PDFs are generally an actual document, separate from the site they're on. If images and videos weren't a part of the web pages being viewed, I would be quite skeptical of including them in the browser. I mean, there are JS viewers for STL files (https://www.viewstl.com/) - should browsers include a 2D modeling environment?
> Beyond the core HN crowd, almost nobody cares to have a 3rd party application that they have to install to view PDFs in their browser.
See, I have the exact opposite experience; I've had less-technical family complain to me they were annoyed at Firefox because it stopped just opening PDFs in Adobe and forced them into a crippled slow viewer inside itself. Unfortunately, I can't tell which of us is in a bubble.
> Having a lightweight and secure PDF viewer that is also not made by some 3rd party company that could be collecting any amount of data on you is a good thing in general.
That many PDF viewers are awful is an argument for making a better PDF viewer, but not for baking it into a browser.
> PDFs are generally an actual document, separate from the site they're on. If images and videos weren't a part of the web pages being viewed, I would be quite skeptical of including them in the browser.
See, I don't really agree with that because to me, PDFs are a pretty core part of content on the internet that users browse to via their browser. Pretty much every restaurant makes their menu available on their website as a PDF document. Almost all users will interact with PDF documents while browsing the web at some point or the other. Otoh, a tiny fraction will even know what an STL file is, let alone care about opening/viewing one. So that comparison really isn't a fair one.
> That many PDF viewers are awful is an argument for making a better PDF viewer, but not for baking it into a browser.
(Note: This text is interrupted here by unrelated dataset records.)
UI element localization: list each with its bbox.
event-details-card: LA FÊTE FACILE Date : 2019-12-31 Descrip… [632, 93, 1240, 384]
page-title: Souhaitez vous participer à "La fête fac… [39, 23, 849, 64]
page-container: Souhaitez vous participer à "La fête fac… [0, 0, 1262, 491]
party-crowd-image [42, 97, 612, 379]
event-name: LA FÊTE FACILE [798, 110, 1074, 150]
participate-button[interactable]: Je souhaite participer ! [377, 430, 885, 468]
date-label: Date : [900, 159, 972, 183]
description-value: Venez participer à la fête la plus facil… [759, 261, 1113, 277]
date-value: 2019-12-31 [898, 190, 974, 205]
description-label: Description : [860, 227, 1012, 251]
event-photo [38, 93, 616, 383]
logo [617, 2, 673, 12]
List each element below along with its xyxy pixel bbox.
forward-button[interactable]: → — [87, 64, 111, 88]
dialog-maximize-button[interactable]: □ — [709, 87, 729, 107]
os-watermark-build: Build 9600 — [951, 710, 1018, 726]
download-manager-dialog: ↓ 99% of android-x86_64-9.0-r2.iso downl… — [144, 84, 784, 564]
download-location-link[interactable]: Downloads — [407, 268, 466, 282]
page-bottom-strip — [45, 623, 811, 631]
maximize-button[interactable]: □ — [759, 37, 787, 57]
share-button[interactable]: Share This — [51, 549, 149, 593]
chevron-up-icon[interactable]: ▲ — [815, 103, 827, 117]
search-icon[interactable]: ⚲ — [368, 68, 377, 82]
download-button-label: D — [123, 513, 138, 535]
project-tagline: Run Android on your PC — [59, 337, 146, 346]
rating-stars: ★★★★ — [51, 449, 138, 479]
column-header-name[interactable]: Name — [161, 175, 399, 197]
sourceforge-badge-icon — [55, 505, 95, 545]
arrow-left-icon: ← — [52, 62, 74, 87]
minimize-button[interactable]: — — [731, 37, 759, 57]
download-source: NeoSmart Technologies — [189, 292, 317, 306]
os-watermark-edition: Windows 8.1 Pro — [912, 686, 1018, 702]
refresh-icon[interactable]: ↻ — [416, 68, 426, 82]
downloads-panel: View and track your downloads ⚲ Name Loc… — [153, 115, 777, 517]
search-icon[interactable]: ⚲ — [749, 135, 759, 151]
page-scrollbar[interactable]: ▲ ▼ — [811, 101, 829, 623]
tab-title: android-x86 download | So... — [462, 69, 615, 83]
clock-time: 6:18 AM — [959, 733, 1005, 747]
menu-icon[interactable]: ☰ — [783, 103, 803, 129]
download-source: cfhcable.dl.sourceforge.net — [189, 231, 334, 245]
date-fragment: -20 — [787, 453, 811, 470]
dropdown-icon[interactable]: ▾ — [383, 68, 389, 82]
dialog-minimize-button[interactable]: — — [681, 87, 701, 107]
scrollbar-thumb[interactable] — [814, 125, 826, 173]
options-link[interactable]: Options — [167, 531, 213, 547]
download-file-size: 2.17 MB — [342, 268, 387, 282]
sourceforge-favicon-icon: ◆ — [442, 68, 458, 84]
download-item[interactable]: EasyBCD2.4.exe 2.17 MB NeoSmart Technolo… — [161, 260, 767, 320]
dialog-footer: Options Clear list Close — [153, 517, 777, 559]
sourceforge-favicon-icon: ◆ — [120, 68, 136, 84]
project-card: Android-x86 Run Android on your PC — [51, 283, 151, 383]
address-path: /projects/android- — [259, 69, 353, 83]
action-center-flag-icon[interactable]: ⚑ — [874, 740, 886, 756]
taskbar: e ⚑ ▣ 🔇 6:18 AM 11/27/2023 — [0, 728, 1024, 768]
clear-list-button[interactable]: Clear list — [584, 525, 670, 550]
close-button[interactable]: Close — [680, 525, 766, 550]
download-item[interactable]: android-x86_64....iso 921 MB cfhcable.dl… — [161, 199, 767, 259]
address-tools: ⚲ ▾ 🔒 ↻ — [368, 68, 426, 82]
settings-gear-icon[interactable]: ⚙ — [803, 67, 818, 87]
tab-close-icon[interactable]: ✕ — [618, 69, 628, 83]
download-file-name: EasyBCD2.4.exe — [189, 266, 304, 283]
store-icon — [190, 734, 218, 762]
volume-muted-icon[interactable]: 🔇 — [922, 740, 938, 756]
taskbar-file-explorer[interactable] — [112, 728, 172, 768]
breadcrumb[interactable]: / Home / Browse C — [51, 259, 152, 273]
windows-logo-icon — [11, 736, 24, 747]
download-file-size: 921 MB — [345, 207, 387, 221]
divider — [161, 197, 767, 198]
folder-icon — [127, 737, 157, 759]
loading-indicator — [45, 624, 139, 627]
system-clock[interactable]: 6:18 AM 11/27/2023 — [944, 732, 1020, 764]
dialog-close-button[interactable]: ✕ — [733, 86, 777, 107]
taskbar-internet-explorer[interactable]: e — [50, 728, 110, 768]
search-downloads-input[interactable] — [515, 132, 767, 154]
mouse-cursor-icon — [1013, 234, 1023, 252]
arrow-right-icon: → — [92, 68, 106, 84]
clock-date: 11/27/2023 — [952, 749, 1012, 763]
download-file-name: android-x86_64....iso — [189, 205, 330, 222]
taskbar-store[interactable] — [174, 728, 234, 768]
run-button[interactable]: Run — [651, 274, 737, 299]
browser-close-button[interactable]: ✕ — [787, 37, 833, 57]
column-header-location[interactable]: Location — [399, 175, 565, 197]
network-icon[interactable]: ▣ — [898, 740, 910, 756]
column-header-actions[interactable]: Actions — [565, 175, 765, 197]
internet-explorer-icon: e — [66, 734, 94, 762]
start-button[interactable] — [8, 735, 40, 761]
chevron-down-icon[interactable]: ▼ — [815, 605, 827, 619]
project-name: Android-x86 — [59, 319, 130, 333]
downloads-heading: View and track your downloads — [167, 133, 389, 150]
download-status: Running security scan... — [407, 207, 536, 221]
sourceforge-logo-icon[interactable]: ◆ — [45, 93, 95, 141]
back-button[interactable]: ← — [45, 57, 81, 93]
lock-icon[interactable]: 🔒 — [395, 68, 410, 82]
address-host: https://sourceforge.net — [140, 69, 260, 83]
That's a bit of an odd statement. If anything, it proves exactly why this is a good move from Mozilla. The PDF standard has been around forever, and yet there is a dearth of free, high-quality PDF viewers that aren't bloated or filled with ads or spyware or trying to get you to upgrade to a paid version of their software. So Mozilla has finally taken matters into their own hands and provided a pretty good, light-weight and integrated solution that will do the job for most users. Power users who care can still enable other software via the plugin system as their default PDF viewer. I'm not sure how you can blame Mozilla for addressing a very real deficiency in the state of available software for PDF viewing.